The Data Fragmentation Problem

Many organizations face data fragmentation: multiple data sources (Segment, PostgreSQL, Snowflake, MongoDB), inconsistent schemas, uncleaned data, and different update frequencies. Shaped addresses these challenges through a unified data layer that connects, transforms, and consolidates your data.

The Data Unification Flow

Step 1: Connect Your Data Sources

Connect to your data sources using Shaped connectors. Create each table via POST /v2/tables:

# Real-time connector (Segment)
POST /v2/tables
{
"name": "user_events",
"schema_type": "SEGMENT"
}

# Batch connector (PostgreSQL)
POST /v2/tables
{
"name": "products",
"schema_type": "POSTGRES",
"host": "your-db-host.com",
"port": 5432,
"user": "your_user",
"password": "your_password",
"database": "your_database",
"table": "products",
"replication_key": "updated_at"
}

Each connector handles authentication, schema detection, and data synchronization automatically.
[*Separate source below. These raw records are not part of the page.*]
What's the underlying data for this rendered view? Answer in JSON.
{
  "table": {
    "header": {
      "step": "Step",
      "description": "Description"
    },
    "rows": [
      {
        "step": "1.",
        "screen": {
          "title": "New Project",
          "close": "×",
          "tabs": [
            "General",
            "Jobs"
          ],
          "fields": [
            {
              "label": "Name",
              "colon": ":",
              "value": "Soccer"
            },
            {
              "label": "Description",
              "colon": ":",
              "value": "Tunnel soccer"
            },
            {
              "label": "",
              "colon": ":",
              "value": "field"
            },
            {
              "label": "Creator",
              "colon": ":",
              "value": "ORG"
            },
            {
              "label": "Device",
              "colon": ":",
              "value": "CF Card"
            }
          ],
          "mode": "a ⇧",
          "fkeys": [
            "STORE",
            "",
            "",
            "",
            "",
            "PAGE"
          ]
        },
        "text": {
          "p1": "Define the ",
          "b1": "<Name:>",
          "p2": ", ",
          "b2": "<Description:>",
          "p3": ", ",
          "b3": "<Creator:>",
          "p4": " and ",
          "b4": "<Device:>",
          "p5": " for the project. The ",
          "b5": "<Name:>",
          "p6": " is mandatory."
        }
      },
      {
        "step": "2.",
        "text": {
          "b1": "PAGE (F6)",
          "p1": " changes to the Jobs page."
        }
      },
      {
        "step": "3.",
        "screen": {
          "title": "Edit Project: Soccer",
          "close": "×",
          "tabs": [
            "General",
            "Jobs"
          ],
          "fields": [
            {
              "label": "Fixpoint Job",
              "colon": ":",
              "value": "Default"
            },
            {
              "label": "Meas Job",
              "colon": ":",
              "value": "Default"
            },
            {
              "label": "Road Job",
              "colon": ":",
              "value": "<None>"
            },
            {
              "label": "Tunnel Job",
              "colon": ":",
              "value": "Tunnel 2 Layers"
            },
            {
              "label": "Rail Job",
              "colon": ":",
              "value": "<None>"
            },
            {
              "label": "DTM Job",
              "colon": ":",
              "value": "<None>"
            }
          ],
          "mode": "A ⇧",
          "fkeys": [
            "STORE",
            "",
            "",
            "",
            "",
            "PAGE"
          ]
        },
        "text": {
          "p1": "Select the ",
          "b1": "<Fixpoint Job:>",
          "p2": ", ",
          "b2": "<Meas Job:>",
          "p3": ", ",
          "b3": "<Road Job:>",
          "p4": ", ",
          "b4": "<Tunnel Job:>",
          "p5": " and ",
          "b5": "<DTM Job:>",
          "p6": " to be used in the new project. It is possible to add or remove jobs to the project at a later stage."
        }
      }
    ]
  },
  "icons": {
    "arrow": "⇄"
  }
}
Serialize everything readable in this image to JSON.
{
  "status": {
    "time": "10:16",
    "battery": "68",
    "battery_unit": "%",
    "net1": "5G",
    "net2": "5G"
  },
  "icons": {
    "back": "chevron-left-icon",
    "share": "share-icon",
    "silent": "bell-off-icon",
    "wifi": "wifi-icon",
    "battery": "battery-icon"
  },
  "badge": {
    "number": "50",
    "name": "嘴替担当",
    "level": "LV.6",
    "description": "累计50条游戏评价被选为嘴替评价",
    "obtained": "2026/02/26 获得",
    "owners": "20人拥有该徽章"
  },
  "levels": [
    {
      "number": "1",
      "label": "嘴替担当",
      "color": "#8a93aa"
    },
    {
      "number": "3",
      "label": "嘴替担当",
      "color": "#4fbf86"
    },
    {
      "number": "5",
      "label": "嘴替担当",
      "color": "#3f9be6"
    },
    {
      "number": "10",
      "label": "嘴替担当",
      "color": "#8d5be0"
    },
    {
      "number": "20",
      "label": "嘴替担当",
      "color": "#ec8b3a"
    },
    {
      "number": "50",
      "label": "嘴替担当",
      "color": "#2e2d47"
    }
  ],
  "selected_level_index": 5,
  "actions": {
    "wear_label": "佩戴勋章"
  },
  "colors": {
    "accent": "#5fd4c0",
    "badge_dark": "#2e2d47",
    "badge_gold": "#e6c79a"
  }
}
Step 2: Transform with Views

Create SQL views via POST /v2/views to transform and unify your data. Views use ClickHouse SQL syntax, so all SQL queries must be written in ClickHouse SQL.

Join multiple sources:

SELECT p.product_id as item_id, p.name as title, p.description, p.category, p.price, 
i.inventory_count, r.rating_avg
FROM products p
LEFT JOIN inventory i ON p.product_id = i.product_id
LEFT JOIN reviews_summary r ON p.product_id = r.product_id
POST /v2/views
{
"name": "unified_items",
"view_type": "SQL",
"sql_view_type": "MATERIALIZED_VIEW",
"sql_query": "SELECT p.product_id as item_id, p.name as title, p.description, p.category, p.price, i.inventory_count, r.rating_avg FROM products p LEFT JOIN inventory i ON p.product_id = i.product_id LEFT JOIN reviews_summary r ON p.product_id = r.product_id"
}

Standardize schemas:

SELECT user_id, item_id, event_timestamp as created_at,
CASE
WHEN event_type = 'purchase' THEN 1
WHEN event_type = 'view' THEN 0.5
ELSE 0
END as label
FROM user_events
WHERE event_type IN ('purchase', 'view', 'click')
POST /v2/views
{
"name": "normalized_interactions",
"view_type": "SQL",
"sql_view_type": "MATERIALIZED_VIEW",
"sql_query": "SELECT user_id, item_id, event_timestamp as created_at, CASE WHEN event_type = 'purchase' THEN 1 WHEN event_type = 'view' THEN 0.5 ELSE 0 END as label FROM user_events WHERE event_type IN ('purchase', 'view', 'click')"
}

Clean and enrich data:

SELECT item_id, COALESCE(title, 'Untitled') as title, COALESCE(description, '') as description, 
category, price,
CASE
WHEN price < 50 THEN 'budget'
WHEN price < 200 THEN 'mid-range'
ELSE 'premium'
END as price_tier,
toYear(created_at) as year_created
FROM products
WHERE item_id IS NOT NULL
POST /v2/views
{
"name": "cleaned_items",
"view_type": "SQL",
"sql_view_type": "MATERIALIZED_VIEW",
"sql_query": "SELECT item_id, COALESCE(title, 'Untitled') as title, COALESCE(description, '') as description, category, price, CASE WHEN price < 50 THEN 'budget' WHEN price < 200 THEN 'mid-range' ELSE 'premium' END as price_tier, toYear(created_at) as year_created FROM products WHERE item_id IS NOT NULL"
}

On-demand views:

Use sql_view_type: "VIEW" for data that changes frequently:

SELECT user_id, item_id, event_type, timestamp
FROM user_events
WHERE timestamp > now() - INTERVAL 1 HOUR
POST /v2/views
{
"name": "recent_interactions",
"view_type": "SQL",
"sql_view_type": "VIEW",
"sql_query": "SELECT user_id, item_id, event_type, timestamp FROM user_events WHERE timestamp > now() - INTERVAL 1 HOUR"
}

Step 2b: Enrich with AI

Enrich your data with AI views to generate semantic content:

Example: Generate product descriptions

POST /v2/views
{
"name": "items_with_ai_descriptions",
"view_type": "AI_ENRICHMENT",
"source_table": "cleaned_items",
"source_columns": ["title", "category", "price_tier"],
"source_columns_in_output": ["item_id", "title"],
"enriched_output_columns": ["ai_description"],
"prompt": "Generate a concise product description based on the title, category, and price tier. Focus on key features and use cases."
}

Learn more about AI enrichments in the AI Enrichment guide.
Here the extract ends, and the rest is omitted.